5月末の夜中3時、普通なら寝ている時間に電話をしてきて、いきなり、“君、今録音してないよね? ぼくを脅したりしないよね? 君はぼくが出会った人の中で一番善良でやさしい人だ。だけど(ぼくを)待つなよ。(ぼくは)新しい女に出会い、恋愛もするよ。君がいつまでも僕を待っているように見えて愛想が尽きた”と一方的に別れを告げられました。。。

この書き込みはあっという間にネット上に拡散し、文面に出てくる情況を根拠に、ネットユーザーたちは「俳優K=キム・ソンホ」と結論付けた。ただ、韓国の主流メディアは、暴露内容を報道しながらもKの実名には触れず、キム・ソンホ本人と所属事務所は沈黙を続けた。

tvNdrama公式Instagramより

ところが翌日、芸能記者出身の某ユーチューバーが「俳優Kはキム・ソンホだ」と断定したことをきっかけに、主流メディアもキム・ソンホの実名を取り上げて報道を続けている。
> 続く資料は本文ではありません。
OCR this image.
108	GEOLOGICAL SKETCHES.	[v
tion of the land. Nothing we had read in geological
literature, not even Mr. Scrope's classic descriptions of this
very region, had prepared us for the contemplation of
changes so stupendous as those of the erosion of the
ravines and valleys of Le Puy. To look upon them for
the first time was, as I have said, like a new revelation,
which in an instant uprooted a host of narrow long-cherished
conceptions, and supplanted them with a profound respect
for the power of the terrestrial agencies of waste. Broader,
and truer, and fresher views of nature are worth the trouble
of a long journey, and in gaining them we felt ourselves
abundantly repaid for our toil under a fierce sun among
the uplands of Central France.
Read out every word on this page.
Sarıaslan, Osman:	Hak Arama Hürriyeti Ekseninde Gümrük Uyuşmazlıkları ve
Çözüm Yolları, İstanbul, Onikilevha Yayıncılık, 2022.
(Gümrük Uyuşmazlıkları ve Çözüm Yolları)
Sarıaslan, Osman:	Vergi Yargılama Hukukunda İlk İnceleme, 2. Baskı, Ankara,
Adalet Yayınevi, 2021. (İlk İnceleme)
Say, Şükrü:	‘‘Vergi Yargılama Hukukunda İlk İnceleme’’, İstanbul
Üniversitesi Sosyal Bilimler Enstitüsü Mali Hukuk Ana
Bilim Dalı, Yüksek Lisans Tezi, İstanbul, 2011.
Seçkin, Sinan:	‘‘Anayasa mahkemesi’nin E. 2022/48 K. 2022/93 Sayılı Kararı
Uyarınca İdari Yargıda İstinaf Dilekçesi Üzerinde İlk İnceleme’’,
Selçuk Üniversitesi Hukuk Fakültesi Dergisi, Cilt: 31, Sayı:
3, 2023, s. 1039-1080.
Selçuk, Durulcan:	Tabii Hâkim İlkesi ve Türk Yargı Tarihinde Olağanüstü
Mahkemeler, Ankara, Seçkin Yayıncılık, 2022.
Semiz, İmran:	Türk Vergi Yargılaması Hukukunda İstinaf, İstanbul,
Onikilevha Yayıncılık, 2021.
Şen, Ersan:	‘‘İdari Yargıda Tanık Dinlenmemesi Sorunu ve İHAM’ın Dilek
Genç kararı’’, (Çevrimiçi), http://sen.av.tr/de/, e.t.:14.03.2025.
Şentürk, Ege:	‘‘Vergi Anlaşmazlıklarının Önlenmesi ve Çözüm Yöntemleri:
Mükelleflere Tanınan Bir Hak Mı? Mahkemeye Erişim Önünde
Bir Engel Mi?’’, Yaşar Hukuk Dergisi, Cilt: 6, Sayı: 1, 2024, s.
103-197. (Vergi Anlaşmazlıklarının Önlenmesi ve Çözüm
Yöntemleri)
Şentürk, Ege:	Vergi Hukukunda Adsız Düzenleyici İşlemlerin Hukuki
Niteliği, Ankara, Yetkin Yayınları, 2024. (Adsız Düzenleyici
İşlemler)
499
暴露から4日目の20日、キム・ソンホがようやく口を開き、「あの方を傷つけた。深くお詫びしたい」と元彼女に謝罪したが、すでに多くのファンは彼から背を向けてしまった。

彼をモデルとして起用した10件の広告は露出が中断されたり取り消されたりして、出演予定だった広告も相次いで契約がキャンセルされた。ドラマの大成功で年間7億ウォンまで急騰した彼の広告出演料を考慮すれば、このスキャンダルによって100億ウォンを超える損害賠償を請求される可能性もある。

 

キャスティングが決まっていた映画が3本もあったが、いずれも出演は見送られ、現在レギュラーで出演しているリアル・バラエティ「1泊2日」の降板も決まった。芸能活動の基盤が、一瞬にして消滅してしまったわけだ。

86年生まれのキム・ソンホはすでに30代半ば。生き馬の目を抜く韓国の芸能界で、今後彼が再起の機会をつかめるかどうかも疑問視されている。